Der Patient sollte an ein spezielles MH-Zentrum verwiesen werden. Hier kann die MH-Prädisposition mit dem funktionellen In-vitro-Kontrakturtest an einer Muskelbiopsie diagnostiziert werden. In einer zusätzlichen molekulargenetischen Untersuchung kann sich eine Mutation in den Genen von skelettmuskulären kalziumregulierenden Proteinen (RyR1, CACNA1S) ergeben.
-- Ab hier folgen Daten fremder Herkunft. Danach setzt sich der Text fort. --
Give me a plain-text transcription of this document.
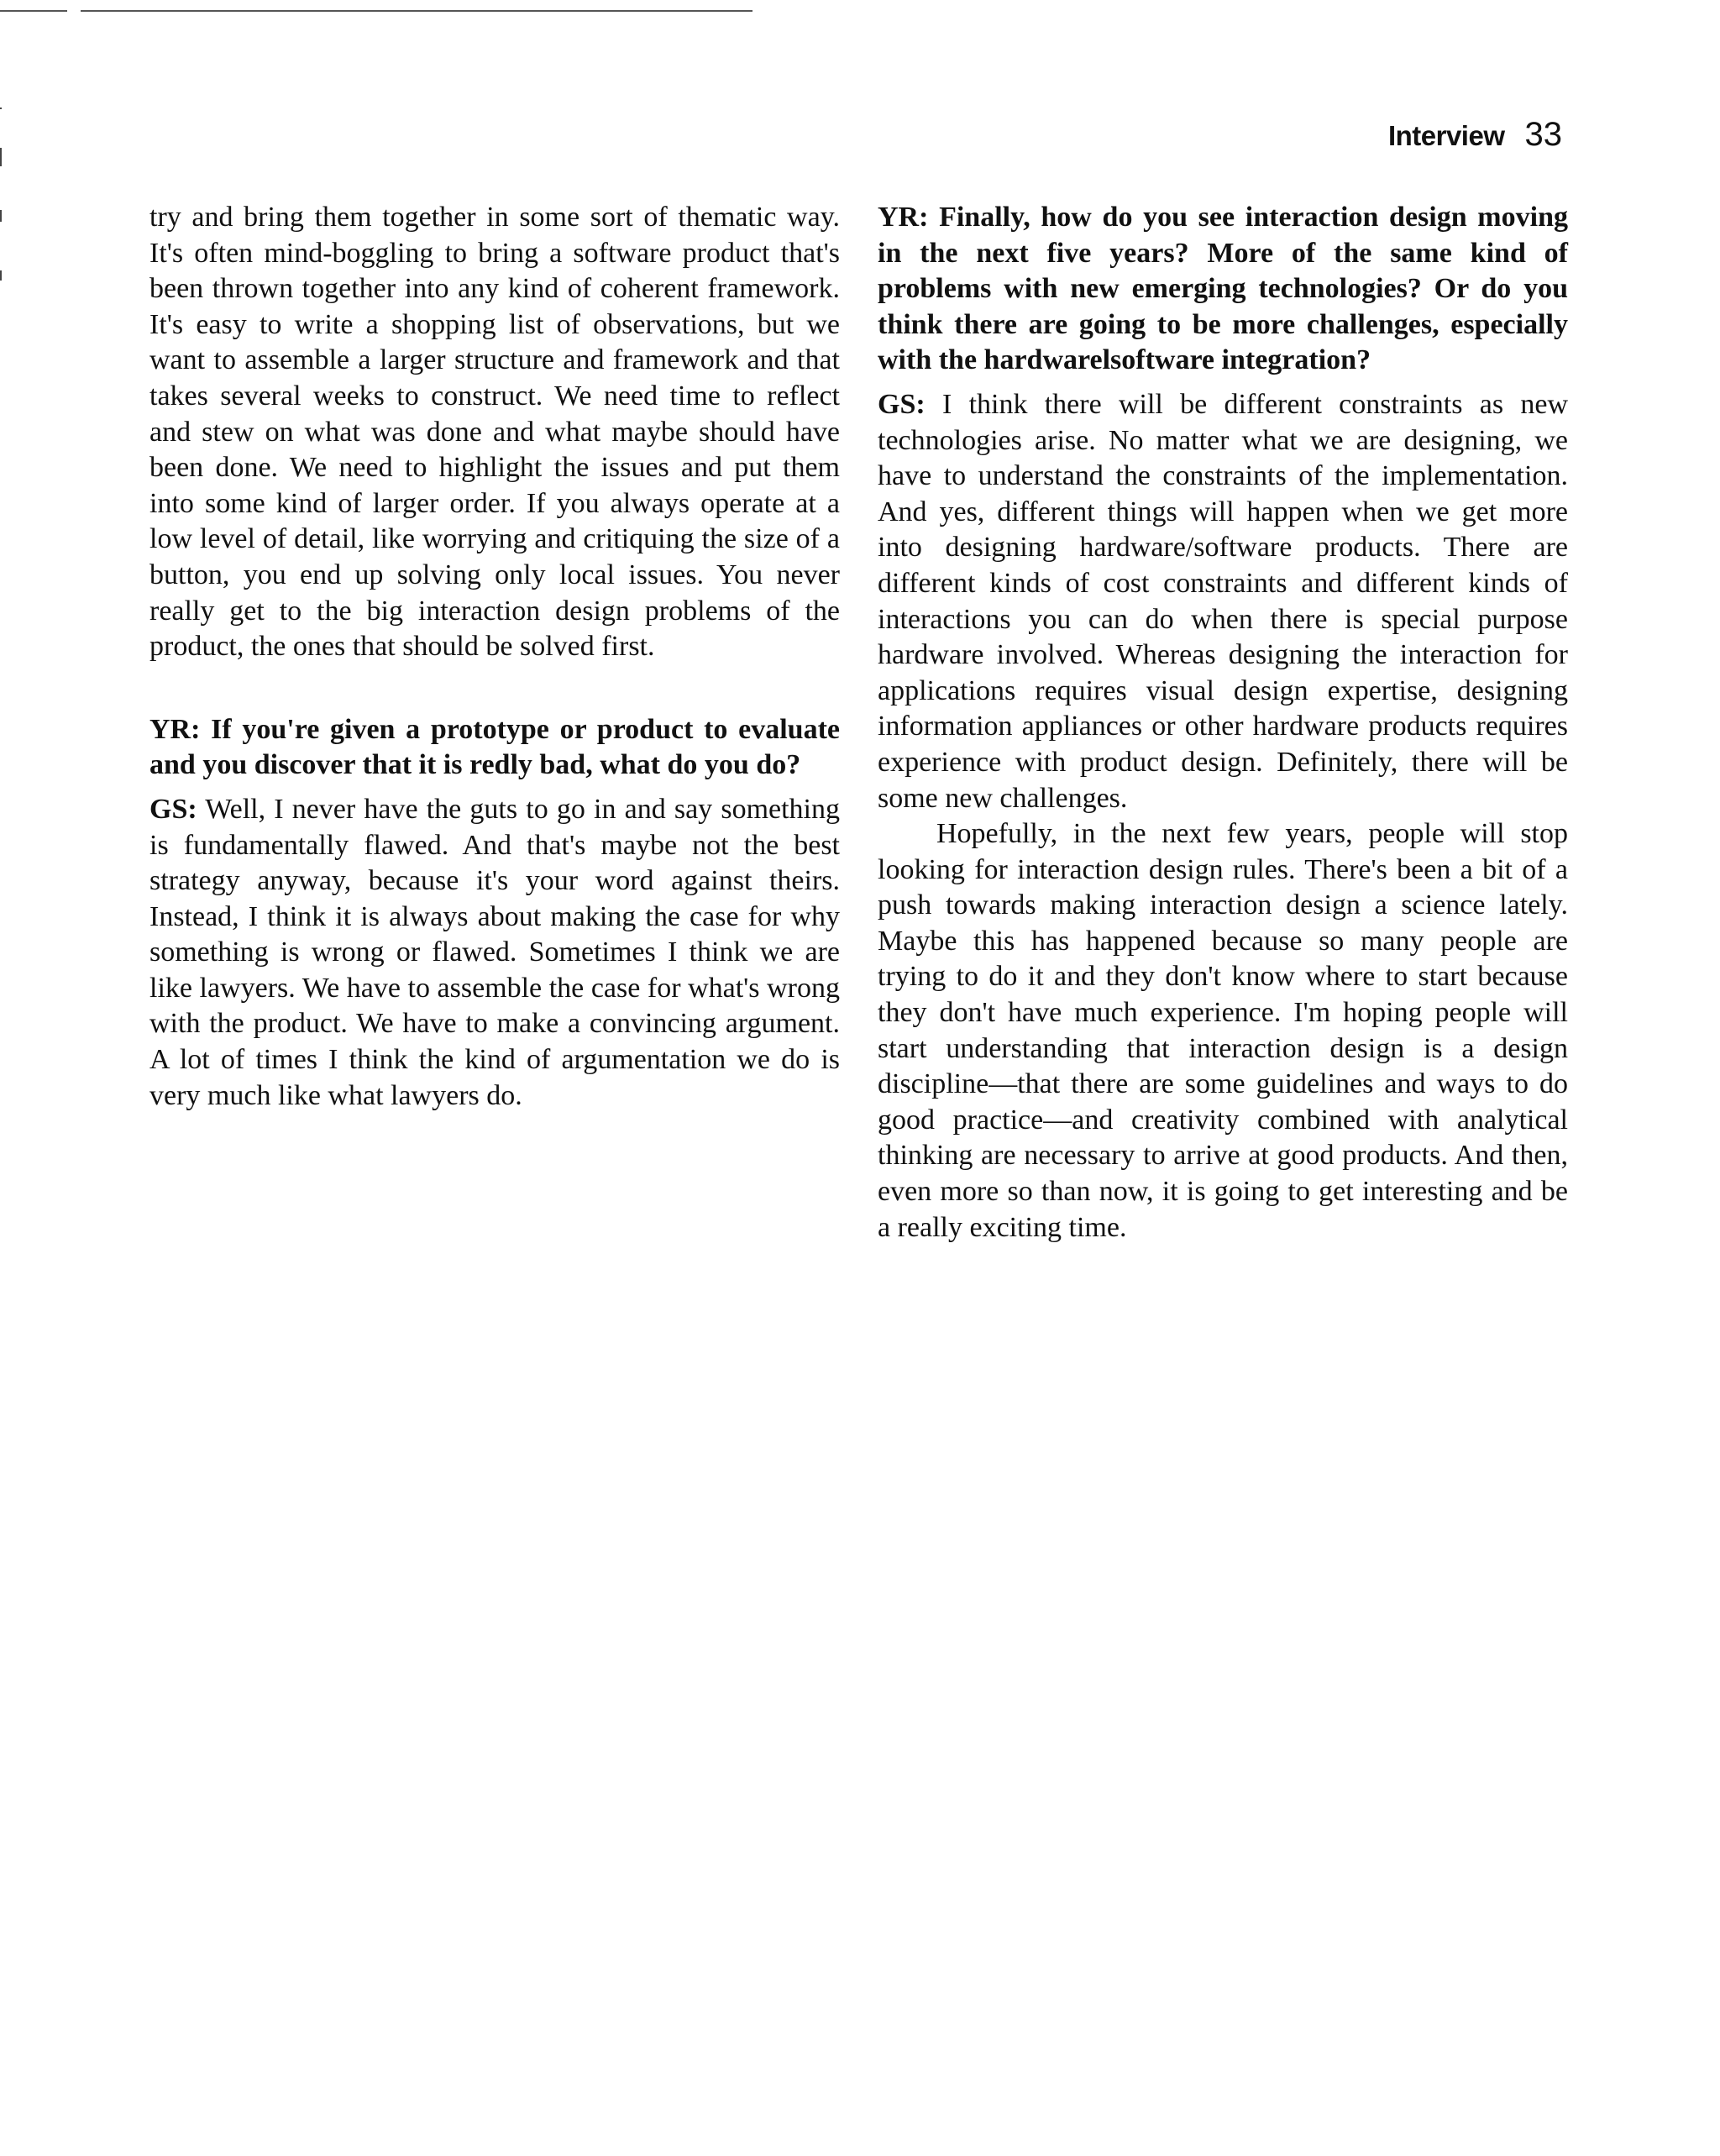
Interview 33

try and bring them together in some sort of thematic way. It's often mind-boggling to bring a software product that's been thrown together into any kind of coherent framework. It's easy to write a shopping list of observations, but we want to assemble a larger structure and framework and that takes several weeks to construct. We need time to reflect and stew on what was done and what maybe should have been done. We need to highlight the issues and put them into some kind of larger order. If you always operate at a low level of detail, like worrying and critiquing the size of a button, you end up solving only local issues. You never really get to the big interaction design problems of the product, the ones that should be solved first.

YR: If you're given a prototype or product to evaluate and you discover that it is redly bad, what do you do?

GS: Well, I never have the guts to go in and say something is fundamentally flawed. And that's maybe not the best strategy anyway, because it's your word against theirs. Instead, I think it is always about making the case for why something is wrong or flawed. Sometimes I think we are like lawyers. We have to assemble the case for what's wrong with the product. We have to make a convincing argument. A lot of times I think the kind of argumentation we do is very much like what lawyers do.

YR: Finally, how do you see interaction design moving in the next five years? More of the same kind of problems with new emerging technologies? Or do you think there are going to be more challenges, especially with the hardwarelsoftware integration?

GS: I think there will be different constraints as new technologies arise. No matter what we are designing, we have to understand the constraints of the implementation. And yes, different things will happen when we get more into designing hardware/software products. There are different kinds of cost constraints and different kinds of interactions you can do when there is special purpose hardware involved. Whereas designing the interaction for applications requires visual design expertise, designing information appliances or other hardware products requires experience with product design. Definitely, there will be some new challenges.

Hopefully, in the next few years, people will stop looking for interaction design rules. There's been a bit of a push towards making interaction design a science lately. Maybe this has happened because so many people are trying to do it and they don't know where to start because they don't have much experience. I'm hoping people will start understanding that interaction design is a design discipline—that there are some guidelines and ways to do good practice—and creativity combined with analytical thinking are necessary to arrive at good products. And then, even more so than now, it is going to get interesting and be a really exciting time.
Aktuell konnte ein Zusammenhang zur MH allerdings nur für 35 Mutationen von über 400 bekannten und vermutlich noch hunderten unbekannten genetischen Veränderungen nachgewiesen werden. Außerdem schließt ein fehlender Mutationsnachweis die Anlage zur MH nicht aus.
Für die anästhesiologische Patientensicherheit ist es unabdingbar, Risikopersonen zu identifizieren und die genetisch Verwandten zu warnen. Hierbei sind die gesetzlichen Vorgaben des Patientenrechtegesetzes sowie des Gendiagnostikgesetzes strikt einzuhalten. Unter Beachtung des Gentechnikgesetztes ergeben sich Besonderheiten bei versicherungs- und arbeitsrechtlichen Fragestellungen.